A Spurt in Mob Lynchings of Minorities in Assam
Assam has seen a sudden spurt of mob lynchings that all follow the same design and pattern. On the same day that Saddam was lynched, a Christian man in Assam’s Goalpara was killed on suspicion of being a thief. In the month of August alone, four incidents of mob lynching occurred, including the killing of Hifzur Rahman.
These cases have sounded the alarm for Assamese rights groups and concern the state’s Muslim minority, particularly ethnic Bengali Muslims, who frequently face persecution from the state and other rightwing groups in its long-running crusade to weed out “illegal immigrants” — a term synonymous with Bengali Muslims — in order to protect the interests of the indigenous Assamese population.

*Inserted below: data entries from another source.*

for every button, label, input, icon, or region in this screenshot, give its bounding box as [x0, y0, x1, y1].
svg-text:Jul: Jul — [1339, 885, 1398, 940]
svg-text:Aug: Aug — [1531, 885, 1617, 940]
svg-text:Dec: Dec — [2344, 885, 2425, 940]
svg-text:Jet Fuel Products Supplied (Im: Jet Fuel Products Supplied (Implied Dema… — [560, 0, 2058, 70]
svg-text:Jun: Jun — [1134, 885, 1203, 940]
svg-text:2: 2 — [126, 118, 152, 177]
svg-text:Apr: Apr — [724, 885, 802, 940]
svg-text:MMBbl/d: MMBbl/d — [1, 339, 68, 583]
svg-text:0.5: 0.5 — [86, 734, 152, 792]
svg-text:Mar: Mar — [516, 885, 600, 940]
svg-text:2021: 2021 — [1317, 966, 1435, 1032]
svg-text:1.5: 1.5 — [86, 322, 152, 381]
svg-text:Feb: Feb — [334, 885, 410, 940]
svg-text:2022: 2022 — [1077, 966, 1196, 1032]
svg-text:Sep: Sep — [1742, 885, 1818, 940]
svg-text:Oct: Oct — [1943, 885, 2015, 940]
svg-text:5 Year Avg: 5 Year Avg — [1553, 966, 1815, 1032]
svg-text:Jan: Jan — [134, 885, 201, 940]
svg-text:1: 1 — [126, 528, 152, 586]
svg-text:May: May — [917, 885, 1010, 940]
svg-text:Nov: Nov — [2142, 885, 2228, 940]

Activists Blame Police Inaction for Rising Lynchings in Assam
Commenting on the lynchings, Director General of Police G P Singh told The Indian Express that the police have been instructed to take action as per law in such cases irrespective of caste, creed, and religion. “I’ve given instructions on social media platforms as well so that the public has confidence that police leadership does not condone such activities and take lawful action in all such cases,” he said.
However, Gauhati High Court Advocate Imtiyaz Ahmed, who is also the secretary of the All Assam Minority Student Union (AAMSU), blamed the current spate of mob lynchings on the police force’s inaction.
For the families of Hifzur and Saddam, their prayer is that justice will be served. “I want justice and nothing else,” Zaida sobbed from behind the curtain at her home.
Arshad Ahmed is an independent reporter based in Assam, India.